Entsprechend unseren Kriterien wird jeder unserer Mitgliedsbetriebe einmal jährlich besucht! Bei den Besuchen werden die Betriebe auf Einhaltung dieser Mindestkriterien hin überprüft und ein entsprechender Besuchsbericht verfasst. Einen Auszug dieser Berichte finden Sie untenstehend. Die Liste wird laufend erweitert - ein mehrmaliges Schmökern rentiert sich also allemal! Viel Spaß!
Besuchsbericht Metzgerwirt // Uderns vom 09.05.2012
„Computern kannst besser als mit dem Handy Fotos machen“… meinte der kleine Knirps und Sohn des Hauses Johannes zu mir. Er beobachtet mich ganz genau und gibt trotz seines kindlichen Alters erstaunlich fundierte Kommentare ab. – Der Apfel fällt nicht weit…
Es ist wiederum, so wie jedes Jahr, eine Freude bei Familie Alexandra und Hannes Hell in ihrem Metzgerwirt einzukehren. Besonders fasziniert mich jedoch die Tatsache, dass Hannes bereits seit drei Jahren auf dem zwei Hauben Niveau kocht, diese Auszeichnung jedoch, beinahe schüchtern, im Untergeschoß aufhängt. Hier wird nichts an die „große Glocke“ gehängt, sondern - „einfach gut“ – großartiges geleistet (15 von 20 Punkten nach Gault & Millau).
Vor neun Jahren übernahmen Alexandra und Hannes den elterlichen Betrieb. Inzwischen zählt das Haus nicht nur zu den Leitbetrieben im Zillertal, sondern von ganz Österreich. – Es ist eben diese Konstanz die so beeindruckt und vor allem die „Leichtigkeit“. Nichts ist gekünstelt oder aufgesetzt, sondern ehrlich, professionell und dennoch sehr herzlich.
Gäste im „Blauzeug“ sind ebenso anwesend wie jene mit Anzug und Krawatte. Alle sind sie herzlich willkommen und fühlen sich offensichtlich sehr wohl. Das Ambiente würde ich mit gediegener Gemütlichkeit beschreiben.

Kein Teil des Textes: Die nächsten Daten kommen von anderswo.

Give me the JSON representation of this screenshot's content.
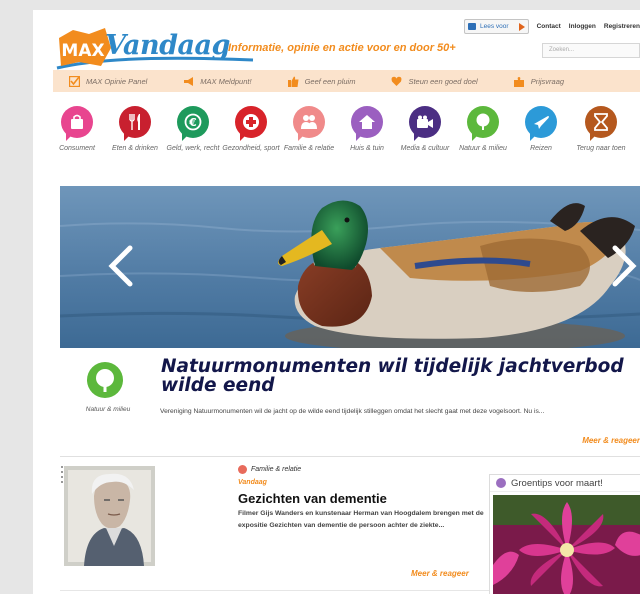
{
  "header": {
    "logo_max": "MAX",
    "logo_vandaag": "Vandaag",
    "tagline": "Informatie, opinie en actie voor en door 50+",
    "lees_voor": "Lees voor",
    "links": [
      "Contact",
      "Inloggen",
      "Registreren"
    ],
    "search_placeholder": "Zoeken..."
  },
  "orange_bar": {
    "items": [
      {
        "label": "MAX Opinie Panel",
        "icon": "checkbox-icon"
      },
      {
        "label": "MAX Meldpunt!",
        "icon": "megaphone-icon"
      },
      {
        "label": "Geef een pluim",
        "icon": "thumbs-up-icon"
      },
      {
        "label": "Steun een goed doel",
        "icon": "heart-icon"
      },
      {
        "label": "Prijsvraag",
        "icon": "puzzle-icon"
      }
    ]
  },
  "categories": [
    {
      "label": "Consument",
      "color": "#e8458f",
      "icon": "shopping-bag-icon"
    },
    {
      "label": "Eten & drinken",
      "color": "#c8202f",
      "icon": "fork-knife-icon"
    },
    {
      "label": "Geld, werk, recht",
      "color": "#1e9a5c",
      "icon": "euro-icon"
    },
    {
      "label": "Gezondheid, sport",
      "color": "#d8232a",
      "icon": "medical-cross-icon"
    },
    {
      "label": "Familie & relatie",
      "color": "#f08a8a",
      "icon": "family-icon"
    },
    {
      "label": "Huis & tuin",
      "color": "#9b5fc0",
      "icon": "house-icon"
    },
    {
      "label": "Media & cultuur",
      "color": "#4b2e83",
      "icon": "camera-icon"
    },
    {
      "label": "Natuur & milieu",
      "color": "#5cb83c",
      "icon": "tree-icon"
    },
    {
      "label": "Reizen",
      "color": "#2c9ad8",
      "icon": "airplane-icon"
    },
    {
      "label": "Terug naar toen",
      "color": "#b5581e",
      "icon": "hourglass-icon"
    }
  ],
  "featured": {
    "category": "Natuur & milieu",
    "title": "Natuurmonumenten wil tijdelijk jachtverbod wilde eend",
    "summary": "Vereniging Natuurmonumenten wil de jacht op de wilde eend tijdelijk stilleggen omdat het slecht gaat met deze vogelsoort. Nu is...",
    "more": "Meer & reageer"
  },
  "secondary": {
    "category": "Familie & relatie",
    "date": "Vandaag",
    "title": "Gezichten van dementie",
    "summary": "Filmer Gijs Wanders en kunstenaar Herman van Hoogdalem brengen met de expositie Gezichten van dementie de persoon achter de ziekte...",
    "more": "Meer & reageer"
  },
  "sidebox": {
    "title": "Groentips voor maart!"
  },
  "colors": {
    "brand_blue": "#2e88c8",
    "brand_orange": "#f28c1e",
    "headline_navy": "#13174a"
  }
}
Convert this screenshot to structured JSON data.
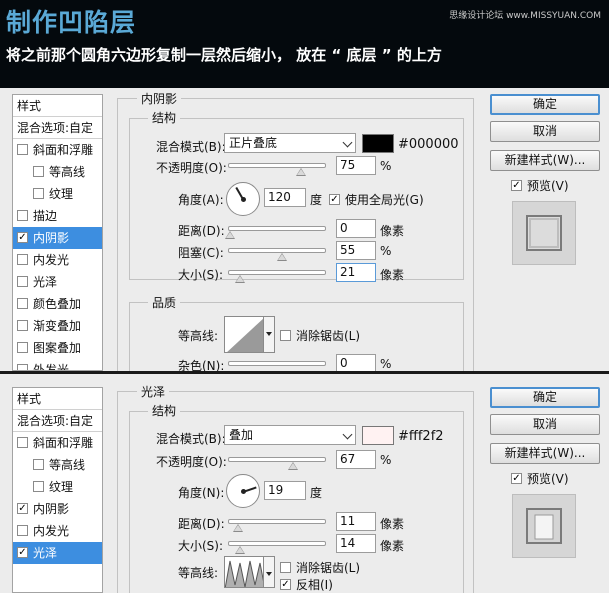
{
  "banner": {
    "title": "制作凹陷层",
    "subtitle": "将之前那个圆角六边形复制一层然后缩小， 放在 “ 底层 ” 的上方",
    "watermark": "思缘设计论坛 www.MISSYUAN.COM"
  },
  "panel1": {
    "style_list": {
      "header": "样式",
      "blend_options": "混合选项:自定",
      "items": [
        {
          "label": "斜面和浮雕",
          "checked": false
        },
        {
          "label": "等高线",
          "checked": false
        },
        {
          "label": "纹理",
          "checked": false
        },
        {
          "label": "描边",
          "checked": false
        },
        {
          "label": "内阴影",
          "checked": true
        },
        {
          "label": "内发光",
          "checked": false
        },
        {
          "label": "光泽",
          "checked": false
        },
        {
          "label": "颜色叠加",
          "checked": false
        },
        {
          "label": "渐变叠加",
          "checked": false
        },
        {
          "label": "图案叠加",
          "checked": false
        },
        {
          "label": "外发光",
          "checked": false
        }
      ]
    },
    "section_title": "内阴影",
    "structure_title": "结构",
    "blend_mode_label": "混合模式(B):",
    "blend_mode_value": "正片叠底",
    "color_hex": "#000000",
    "color": "#000000",
    "opacity_label": "不透明度(O):",
    "opacity_value": "75",
    "percent": "%",
    "angle_label": "角度(A):",
    "angle_value": "120",
    "angle_unit": "度",
    "global_light_label": "使用全局光(G)",
    "global_light_checked": true,
    "distance_label": "距离(D):",
    "distance_value": "0",
    "choke_label": "阻塞(C):",
    "choke_value": "55",
    "size_label": "大小(S):",
    "size_value": "21",
    "px_unit": "像素",
    "quality_title": "品质",
    "contour_label": "等高线:",
    "antialias_label": "消除锯齿(L)",
    "antialias_checked": false,
    "noise_label": "杂色(N):",
    "noise_value": "0",
    "buttons": {
      "ok": "确定",
      "cancel": "取消",
      "new_style": "新建样式(W)...",
      "preview": "预览(V)"
    },
    "preview_checked": true
  },
  "panel2": {
    "style_list": {
      "header": "样式",
      "blend_options": "混合选项:自定",
      "items": [
        {
          "label": "斜面和浮雕",
          "checked": false
        },
        {
          "label": "等高线",
          "checked": false
        },
        {
          "label": "纹理",
          "checked": false
        },
        {
          "label": "内阴影",
          "checked": true
        },
        {
          "label": "内发光",
          "checked": false
        },
        {
          "label": "光泽",
          "checked": true
        }
      ]
    },
    "section_title": "光泽",
    "structure_title": "结构",
    "blend_mode_label": "混合模式(B):",
    "blend_mode_value": "叠加",
    "color_hex": "#fff2f2",
    "color": "#fff2f2",
    "opacity_label": "不透明度(O):",
    "opacity_value": "67",
    "percent": "%",
    "angle_label": "角度(N):",
    "angle_value": "19",
    "angle_unit": "度",
    "distance_label": "距离(D):",
    "distance_value": "11",
    "size_label": "大小(S):",
    "size_value": "14",
    "px_unit": "像素",
    "contour_label": "等高线:",
    "antialias_label": "消除锯齿(L)",
    "antialias_checked": false,
    "invert_label": "反相(I)",
    "invert_checked": true,
    "buttons": {
      "ok": "确定",
      "cancel": "取消",
      "new_style": "新建样式(W)...",
      "preview": "预览(V)"
    },
    "preview_checked": true
  }
}
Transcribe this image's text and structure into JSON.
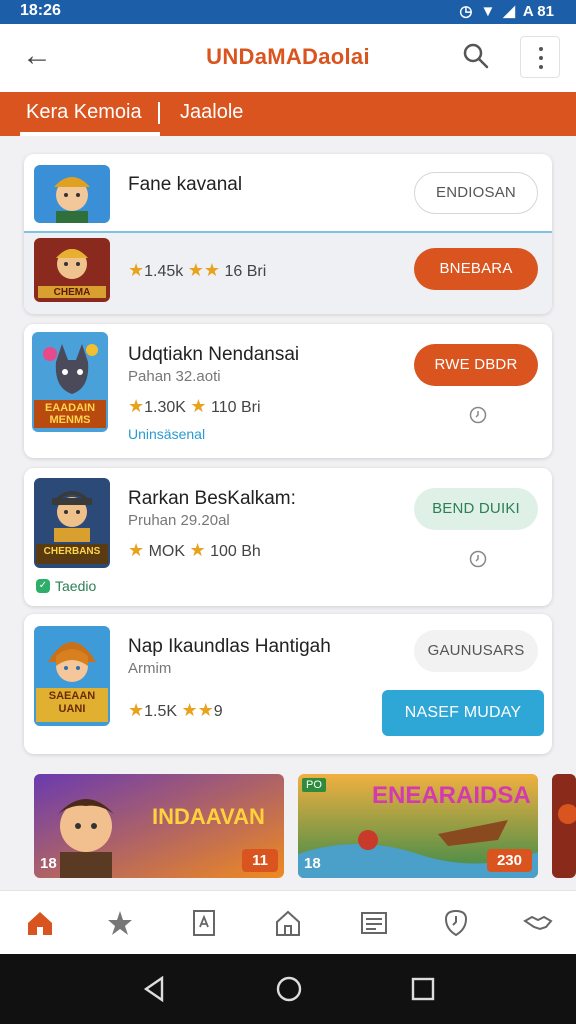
{
  "status_bar": {
    "time": "18:26",
    "right_text": "A 81"
  },
  "app_bar": {
    "title": "UNDaMADaolai"
  },
  "tabs": [
    {
      "label": "Kera Kemoia"
    },
    {
      "label": "Jaalole"
    }
  ],
  "colors": {
    "accent": "#d9541e",
    "status_bar": "#1c5fa8",
    "blue_button": "#2ea7d6"
  },
  "card1": {
    "name": "Fane kavanal",
    "rating": "1.45k",
    "rating2": "16 Bri",
    "button_top": "ENDIOSAN",
    "button_bottom": "BNEBARA",
    "thumb_caption": "CHEMA"
  },
  "card2": {
    "name": "Udqtiakn Nendansai",
    "sub": "Pahan  32.aoti",
    "rating": "1.30K",
    "rating2": "110 Bri",
    "tagline": "Uninsäsenal",
    "button": "RWE DBDR",
    "thumb_caption": "EAADAIN\nMENMS"
  },
  "card3": {
    "name": "Rarkan BesKalkam:",
    "sub": "Pruhan  29.20al",
    "rating": "MOK",
    "rating2": "100 Bh",
    "badge": "Taedio",
    "button": "BEND DUIKI",
    "thumb_caption": "CHERBANS"
  },
  "card4": {
    "name": "Nap Ikaundlas Hantigah",
    "sub": "Armim",
    "rating": "1.5K",
    "rating2": "9",
    "button_outline": "GAUNUSARS",
    "button_primary": "NASEF MUDAY",
    "thumb_caption": "SAEAAN\nUANI"
  },
  "banners": [
    {
      "title": "INDAAVAN",
      "left_num": "18",
      "right_num": "11"
    },
    {
      "title": "ENEARAIDSA",
      "chip": "PO",
      "left_num": "18",
      "right_num": "230"
    }
  ],
  "bottom_nav": [
    {
      "icon": "home-icon"
    },
    {
      "icon": "star-icon"
    },
    {
      "icon": "bookmark-icon"
    },
    {
      "icon": "store-icon"
    },
    {
      "icon": "list-icon"
    },
    {
      "icon": "clock-icon"
    },
    {
      "icon": "handshake-icon"
    }
  ]
}
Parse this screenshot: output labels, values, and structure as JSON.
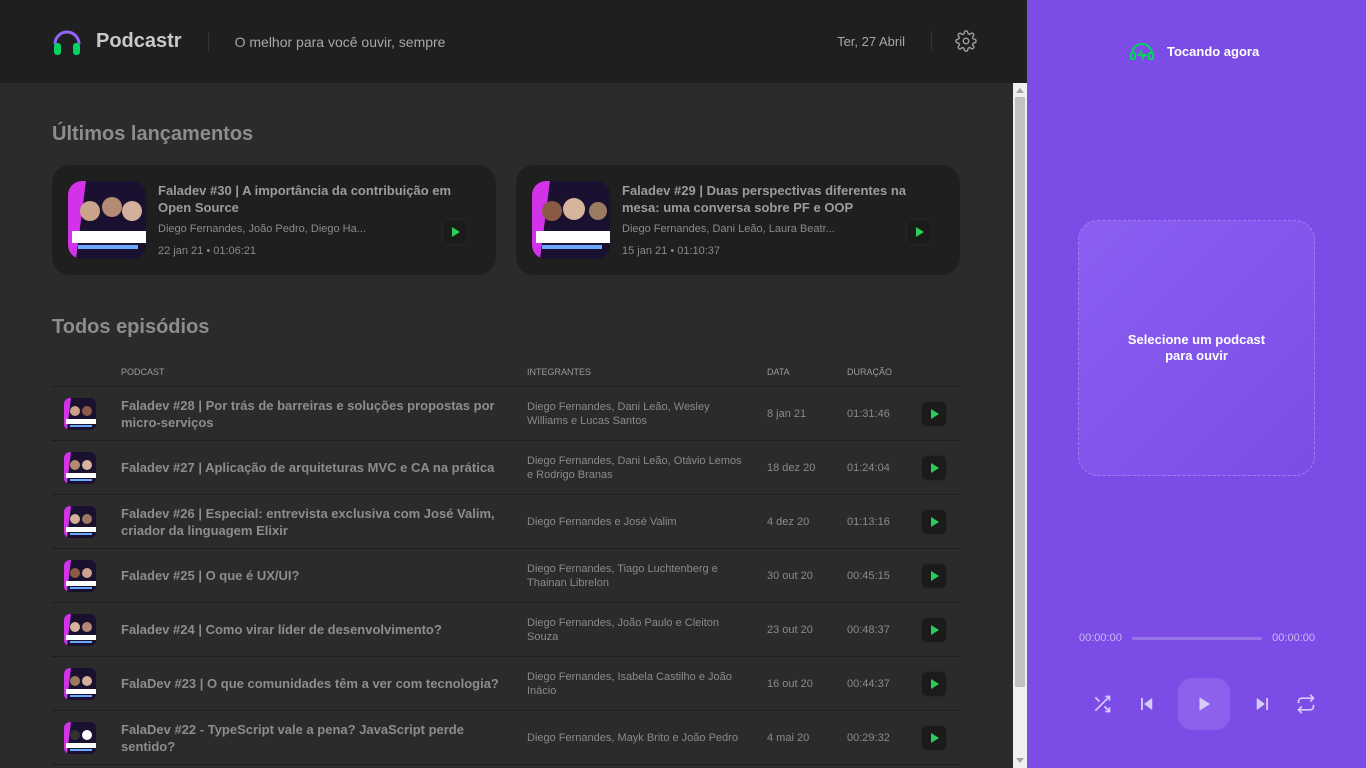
{
  "header": {
    "app_name": "Podcastr",
    "tagline": "O melhor para você ouvir, sempre",
    "date": "Ter, 27 Abril"
  },
  "latest": {
    "title": "Últimos lançamentos",
    "episodes": [
      {
        "title": "Faladev #30 | A importância da contribuição em Open Source",
        "members": "Diego Fernandes, João Pedro, Diego Ha...",
        "date": "22 jan 21",
        "duration": "01:06:21",
        "meta": "22 jan 21 • 01:06:21"
      },
      {
        "title": "Faladev #29 | Duas perspectivas diferentes na mesa: uma conversa sobre PF e OOP",
        "members": "Diego Fernandes, Dani Leão, Laura Beatr...",
        "date": "15 jan 21",
        "duration": "01:10:37",
        "meta": "15 jan 21 • 01:10:37"
      }
    ]
  },
  "all": {
    "title": "Todos episódios",
    "columns": [
      "Podcast",
      "Integrantes",
      "Data",
      "Duração"
    ],
    "episodes": [
      {
        "title": "Faladev #28 | Por trás de barreiras e soluções propostas por micro-serviços",
        "members": "Diego Fernandes, Dani Leão, Wesley Williams e Lucas Santos",
        "date": "8 jan 21",
        "duration": "01:31:46"
      },
      {
        "title": "Faladev #27 | Aplicação de arquiteturas MVC e CA na prática",
        "members": "Diego Fernandes, Dani Leão, Otávio Lemos e Rodrigo Branas",
        "date": "18 dez 20",
        "duration": "01:24:04"
      },
      {
        "title": "Faladev #26 | Especial: entrevista exclusiva com José Valim, criador da linguagem Elixir",
        "members": "Diego Fernandes e José Valim",
        "date": "4 dez 20",
        "duration": "01:13:16"
      },
      {
        "title": "Faladev #25 | O que é UX/UI?",
        "members": "Diego Fernandes, Tiago Luchtenberg e Thainan Librelon",
        "date": "30 out 20",
        "duration": "00:45:15"
      },
      {
        "title": "Faladev #24 | Como virar líder de desenvolvimento?",
        "members": "Diego Fernandes, João Paulo e Cleiton Souza",
        "date": "23 out 20",
        "duration": "00:48:37"
      },
      {
        "title": "FalaDev #23 | O que comunidades têm a ver com tecnologia?",
        "members": "Diego Fernandes, Isabela Castilho e João Inácio",
        "date": "16 out 20",
        "duration": "00:44:37"
      },
      {
        "title": "FalaDev #22 - TypeScript vale a pena? JavaScript perde sentido?",
        "members": "Diego Fernandes, Mayk Brito e João Pedro",
        "date": "4 mai 20",
        "duration": "00:29:32"
      }
    ]
  },
  "player": {
    "title": "Tocando agora",
    "empty_message": "Selecione um podcast para ouvir",
    "current_time": "00:00:00",
    "total_time": "00:00:00",
    "progress": 0
  },
  "colors": {
    "accent": "#7b4de6",
    "play_green": "#2ecc5a",
    "background": "#2b2b2b",
    "header": "#1f1f1f"
  }
}
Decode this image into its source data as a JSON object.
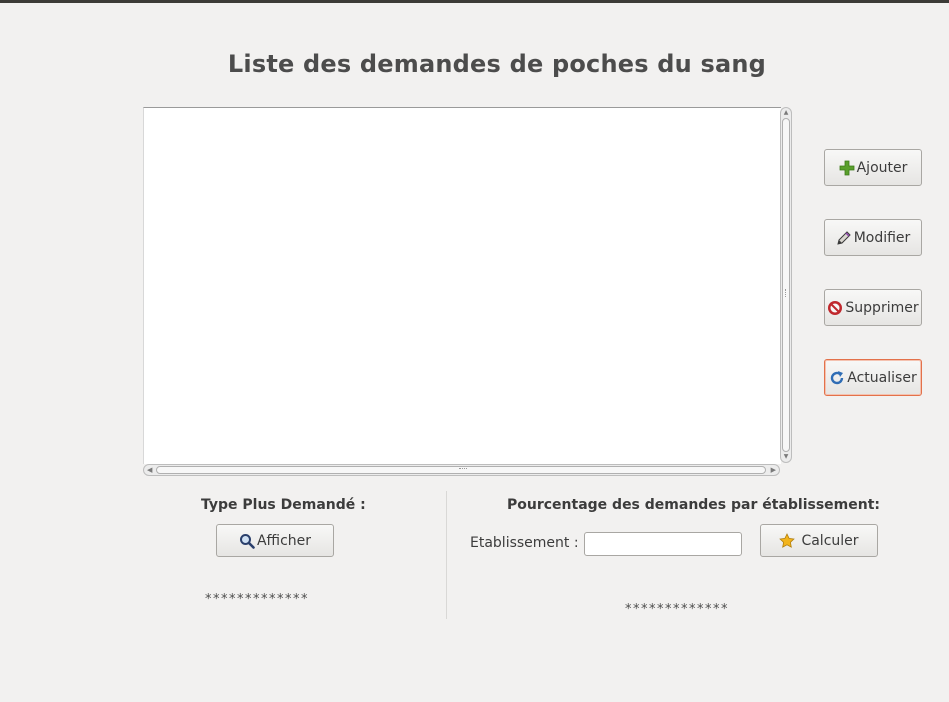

Die Klare Rindssuppe mit Frittaten ist schlichtweg ein Gedicht. Die Suppe ich klar, von schöner Farbe und ausgezeichnetem Geschmack. Die Frittaten wurden nach allen Regeln der (Koch)Kunst hergestellt. Frischer Schnittlauch und fertig ist dieser Speisenauftakt. – Einfach gut!
Als Hauptgericht erbitte ich mir das „Goulasch“ vom Gnadenwalder Ochsen mit Semmelknödel und marinierten Blattsalaten. Mich interessiert, wie ein Haubenkoch sein Gulasch zubereitet. Hannes meint später zu mir, mit dieser Fleischqualität kann man ja nichts mehr falsch machen.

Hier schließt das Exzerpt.